Gibraltar Chronicle Logo
Local News

Govt reports ‘good, steady progress’ in oil spill clean-up, Camp Bay closed for swimming

Photos by Johnny Bugeja

The Gibraltar Government reported “good, steady progress” in the clean-up operation following the oil spill earlier this week.

Teams continued to mop oil from the rocky shoreline in Rosia Bay while vessels targeted free-floating patches of oily sheen at sea using sorbent booms.

The sheening, which emanated from the oil on the coastline and rocks particularly in the Rosia Bay area, forced the authorities to prohibit swimming in Camp Bay, where the red flag was flying.

The Port of Gibraltar remained closed for bunkering operations while the clean-up was under way.

The Department of Environment also removed jellyfish nets from Camp Bay and Little Bay to clean them and replace them as soon as possible.

“This situation is being reviewed daily,” said No.6 Convent Place in an update.

“Clean-up work will continue throughout the weekend.”

“Members of the public are urged to respect any red flags that may need to be raised and which will be returned to yellow as soon as it is safe to do so.”

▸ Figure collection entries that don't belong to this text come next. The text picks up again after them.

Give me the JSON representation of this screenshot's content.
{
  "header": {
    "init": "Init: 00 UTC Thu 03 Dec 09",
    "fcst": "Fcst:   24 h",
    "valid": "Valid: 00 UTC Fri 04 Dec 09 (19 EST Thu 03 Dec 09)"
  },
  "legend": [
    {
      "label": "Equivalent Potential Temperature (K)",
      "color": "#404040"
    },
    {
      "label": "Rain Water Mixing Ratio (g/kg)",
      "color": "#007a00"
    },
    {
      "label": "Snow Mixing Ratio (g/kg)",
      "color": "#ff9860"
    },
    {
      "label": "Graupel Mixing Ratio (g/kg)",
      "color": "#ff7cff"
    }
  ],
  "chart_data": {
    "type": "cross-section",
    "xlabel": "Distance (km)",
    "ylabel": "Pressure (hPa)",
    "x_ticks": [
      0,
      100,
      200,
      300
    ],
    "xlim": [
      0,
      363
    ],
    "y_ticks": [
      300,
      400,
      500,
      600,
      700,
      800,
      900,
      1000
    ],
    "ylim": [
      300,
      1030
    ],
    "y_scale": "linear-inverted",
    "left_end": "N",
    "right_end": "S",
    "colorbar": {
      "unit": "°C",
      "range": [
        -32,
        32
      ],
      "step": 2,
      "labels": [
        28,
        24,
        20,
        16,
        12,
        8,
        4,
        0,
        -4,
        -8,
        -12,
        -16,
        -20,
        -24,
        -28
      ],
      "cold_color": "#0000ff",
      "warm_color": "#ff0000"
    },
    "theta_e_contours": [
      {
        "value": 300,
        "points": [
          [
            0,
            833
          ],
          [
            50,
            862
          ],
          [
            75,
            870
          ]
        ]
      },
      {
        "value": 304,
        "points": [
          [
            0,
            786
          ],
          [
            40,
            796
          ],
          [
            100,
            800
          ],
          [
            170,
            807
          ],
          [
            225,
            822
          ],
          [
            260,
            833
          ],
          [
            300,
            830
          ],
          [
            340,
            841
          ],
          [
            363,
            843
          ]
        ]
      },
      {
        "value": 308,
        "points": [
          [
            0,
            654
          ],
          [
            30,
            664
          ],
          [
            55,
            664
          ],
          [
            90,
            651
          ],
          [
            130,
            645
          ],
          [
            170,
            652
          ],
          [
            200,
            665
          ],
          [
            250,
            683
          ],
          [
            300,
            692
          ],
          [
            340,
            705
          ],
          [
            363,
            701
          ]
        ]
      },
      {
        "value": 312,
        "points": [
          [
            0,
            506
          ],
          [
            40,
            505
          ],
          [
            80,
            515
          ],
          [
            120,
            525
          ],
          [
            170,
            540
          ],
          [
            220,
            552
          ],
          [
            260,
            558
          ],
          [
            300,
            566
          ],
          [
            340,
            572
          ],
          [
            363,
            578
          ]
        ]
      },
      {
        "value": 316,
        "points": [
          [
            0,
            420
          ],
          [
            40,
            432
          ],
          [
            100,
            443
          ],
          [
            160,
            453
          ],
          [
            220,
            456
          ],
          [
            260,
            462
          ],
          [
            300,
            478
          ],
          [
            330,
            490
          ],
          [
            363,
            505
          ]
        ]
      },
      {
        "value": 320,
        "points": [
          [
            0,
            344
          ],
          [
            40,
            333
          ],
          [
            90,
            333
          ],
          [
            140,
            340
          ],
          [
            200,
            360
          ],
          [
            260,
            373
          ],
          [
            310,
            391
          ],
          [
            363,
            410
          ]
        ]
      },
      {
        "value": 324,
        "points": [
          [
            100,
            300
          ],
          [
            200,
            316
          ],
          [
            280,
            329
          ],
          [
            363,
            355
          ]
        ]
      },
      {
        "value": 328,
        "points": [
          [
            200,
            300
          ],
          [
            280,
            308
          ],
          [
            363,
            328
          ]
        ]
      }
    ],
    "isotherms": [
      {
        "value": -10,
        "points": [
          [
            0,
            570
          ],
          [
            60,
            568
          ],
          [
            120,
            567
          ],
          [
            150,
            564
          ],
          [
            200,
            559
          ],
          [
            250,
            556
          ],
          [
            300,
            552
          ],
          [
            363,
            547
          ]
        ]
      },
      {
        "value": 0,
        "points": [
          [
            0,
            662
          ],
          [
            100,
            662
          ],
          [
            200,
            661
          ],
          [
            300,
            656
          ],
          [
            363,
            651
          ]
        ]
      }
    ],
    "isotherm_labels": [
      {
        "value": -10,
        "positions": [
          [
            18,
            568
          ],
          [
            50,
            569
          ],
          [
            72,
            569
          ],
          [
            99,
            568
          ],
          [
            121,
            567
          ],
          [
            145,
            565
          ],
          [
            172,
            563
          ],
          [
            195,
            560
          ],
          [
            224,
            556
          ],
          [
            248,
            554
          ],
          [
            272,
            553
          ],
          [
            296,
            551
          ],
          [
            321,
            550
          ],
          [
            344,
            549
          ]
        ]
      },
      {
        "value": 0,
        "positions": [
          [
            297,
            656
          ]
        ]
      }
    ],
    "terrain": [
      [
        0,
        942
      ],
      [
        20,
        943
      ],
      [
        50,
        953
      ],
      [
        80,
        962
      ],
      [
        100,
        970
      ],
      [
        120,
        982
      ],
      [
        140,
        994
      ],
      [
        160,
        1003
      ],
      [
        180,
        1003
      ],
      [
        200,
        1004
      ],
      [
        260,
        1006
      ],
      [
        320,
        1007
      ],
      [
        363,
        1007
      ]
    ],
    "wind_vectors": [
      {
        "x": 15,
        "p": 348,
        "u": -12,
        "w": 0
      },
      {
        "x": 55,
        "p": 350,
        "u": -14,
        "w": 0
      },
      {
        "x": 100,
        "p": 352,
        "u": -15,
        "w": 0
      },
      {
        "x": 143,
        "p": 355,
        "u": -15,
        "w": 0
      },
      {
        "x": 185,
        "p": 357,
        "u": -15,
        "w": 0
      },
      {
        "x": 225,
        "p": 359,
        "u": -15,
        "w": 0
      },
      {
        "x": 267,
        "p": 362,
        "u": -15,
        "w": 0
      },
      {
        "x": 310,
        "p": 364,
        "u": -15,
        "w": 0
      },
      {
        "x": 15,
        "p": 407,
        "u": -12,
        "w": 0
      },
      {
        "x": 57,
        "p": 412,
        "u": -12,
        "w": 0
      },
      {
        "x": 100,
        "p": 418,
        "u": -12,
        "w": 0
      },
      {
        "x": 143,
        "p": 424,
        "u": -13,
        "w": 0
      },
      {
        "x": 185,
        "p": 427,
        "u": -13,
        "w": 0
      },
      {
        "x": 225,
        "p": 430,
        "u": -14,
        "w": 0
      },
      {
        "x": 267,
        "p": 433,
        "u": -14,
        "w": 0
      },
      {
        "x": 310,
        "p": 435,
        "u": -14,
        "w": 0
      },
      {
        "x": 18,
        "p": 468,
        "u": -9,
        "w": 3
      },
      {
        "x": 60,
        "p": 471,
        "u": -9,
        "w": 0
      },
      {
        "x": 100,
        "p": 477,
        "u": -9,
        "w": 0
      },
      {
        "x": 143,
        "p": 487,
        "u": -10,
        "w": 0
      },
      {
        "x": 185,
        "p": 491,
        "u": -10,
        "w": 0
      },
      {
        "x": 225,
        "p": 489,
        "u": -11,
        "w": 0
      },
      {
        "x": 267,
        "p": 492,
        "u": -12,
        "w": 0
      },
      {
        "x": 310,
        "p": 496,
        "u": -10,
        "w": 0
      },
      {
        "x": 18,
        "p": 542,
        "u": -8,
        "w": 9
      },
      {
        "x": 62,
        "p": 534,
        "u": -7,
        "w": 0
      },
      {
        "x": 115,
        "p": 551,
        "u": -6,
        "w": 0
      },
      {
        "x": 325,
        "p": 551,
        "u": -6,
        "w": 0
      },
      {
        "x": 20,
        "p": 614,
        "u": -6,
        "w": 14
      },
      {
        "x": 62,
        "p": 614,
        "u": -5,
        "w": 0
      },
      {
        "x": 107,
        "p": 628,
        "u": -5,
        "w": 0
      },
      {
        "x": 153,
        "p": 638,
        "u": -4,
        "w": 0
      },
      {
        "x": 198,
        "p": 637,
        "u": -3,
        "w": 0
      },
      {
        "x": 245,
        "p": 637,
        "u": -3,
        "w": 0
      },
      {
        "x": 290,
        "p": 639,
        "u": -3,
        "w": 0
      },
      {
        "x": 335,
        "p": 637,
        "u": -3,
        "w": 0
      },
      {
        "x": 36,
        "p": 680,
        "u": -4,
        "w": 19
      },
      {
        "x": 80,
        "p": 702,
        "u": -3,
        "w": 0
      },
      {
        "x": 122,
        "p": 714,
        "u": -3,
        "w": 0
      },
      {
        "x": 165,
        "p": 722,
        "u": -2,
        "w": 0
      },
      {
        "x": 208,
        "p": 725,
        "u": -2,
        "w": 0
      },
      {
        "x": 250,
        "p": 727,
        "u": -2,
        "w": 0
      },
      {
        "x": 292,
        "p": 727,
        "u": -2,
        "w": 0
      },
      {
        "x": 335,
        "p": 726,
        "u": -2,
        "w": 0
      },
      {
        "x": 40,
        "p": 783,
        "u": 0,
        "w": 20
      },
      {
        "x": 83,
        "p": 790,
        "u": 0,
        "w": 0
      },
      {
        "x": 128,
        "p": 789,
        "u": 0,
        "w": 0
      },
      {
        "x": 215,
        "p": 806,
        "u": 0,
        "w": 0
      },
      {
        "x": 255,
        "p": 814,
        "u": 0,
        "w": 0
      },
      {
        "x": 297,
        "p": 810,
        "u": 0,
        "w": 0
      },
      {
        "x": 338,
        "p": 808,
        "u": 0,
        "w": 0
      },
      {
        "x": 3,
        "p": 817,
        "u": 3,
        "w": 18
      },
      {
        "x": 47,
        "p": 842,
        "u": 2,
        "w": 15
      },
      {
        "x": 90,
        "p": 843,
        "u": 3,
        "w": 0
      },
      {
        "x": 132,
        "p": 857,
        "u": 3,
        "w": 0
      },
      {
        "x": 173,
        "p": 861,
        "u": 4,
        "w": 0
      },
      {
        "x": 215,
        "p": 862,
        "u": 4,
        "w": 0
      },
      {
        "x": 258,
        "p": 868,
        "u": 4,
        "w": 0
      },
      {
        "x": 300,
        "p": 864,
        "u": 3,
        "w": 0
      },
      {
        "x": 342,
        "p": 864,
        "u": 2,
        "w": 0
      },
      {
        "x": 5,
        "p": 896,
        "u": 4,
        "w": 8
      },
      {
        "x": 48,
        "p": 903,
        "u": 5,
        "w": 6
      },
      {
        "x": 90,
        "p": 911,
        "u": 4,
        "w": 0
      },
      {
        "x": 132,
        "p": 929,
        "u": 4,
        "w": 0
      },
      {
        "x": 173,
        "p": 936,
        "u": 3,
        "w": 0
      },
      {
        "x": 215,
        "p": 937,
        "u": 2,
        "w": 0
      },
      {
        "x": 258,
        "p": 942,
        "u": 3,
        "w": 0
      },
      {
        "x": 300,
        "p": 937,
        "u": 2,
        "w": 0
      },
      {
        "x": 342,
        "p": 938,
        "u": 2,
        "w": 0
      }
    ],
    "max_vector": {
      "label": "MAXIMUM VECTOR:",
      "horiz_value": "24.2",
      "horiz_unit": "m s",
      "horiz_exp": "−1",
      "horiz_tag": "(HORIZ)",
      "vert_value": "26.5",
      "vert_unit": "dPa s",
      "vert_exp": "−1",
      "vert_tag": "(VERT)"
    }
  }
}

Between 1000 and 2000 litres of low sulphur fuel oil were spilt from the gas tanker Gas Venus during a bunkering operation on off the South Mole on Tuesday.

The gas tanker was detained by port state control and the Gibraltar Port Authority [GPA] on Tuesday as an investigation was launched into what happened.

The vessel’s captain was also arrested by the Royal Gibraltar Police on suspicion of a pollution offence under port rules.

Depending on the investigation, the vessel’s captain and operator could potentially face legal action in line with the ‘polluter pays’ principle if they are found to have been at fault.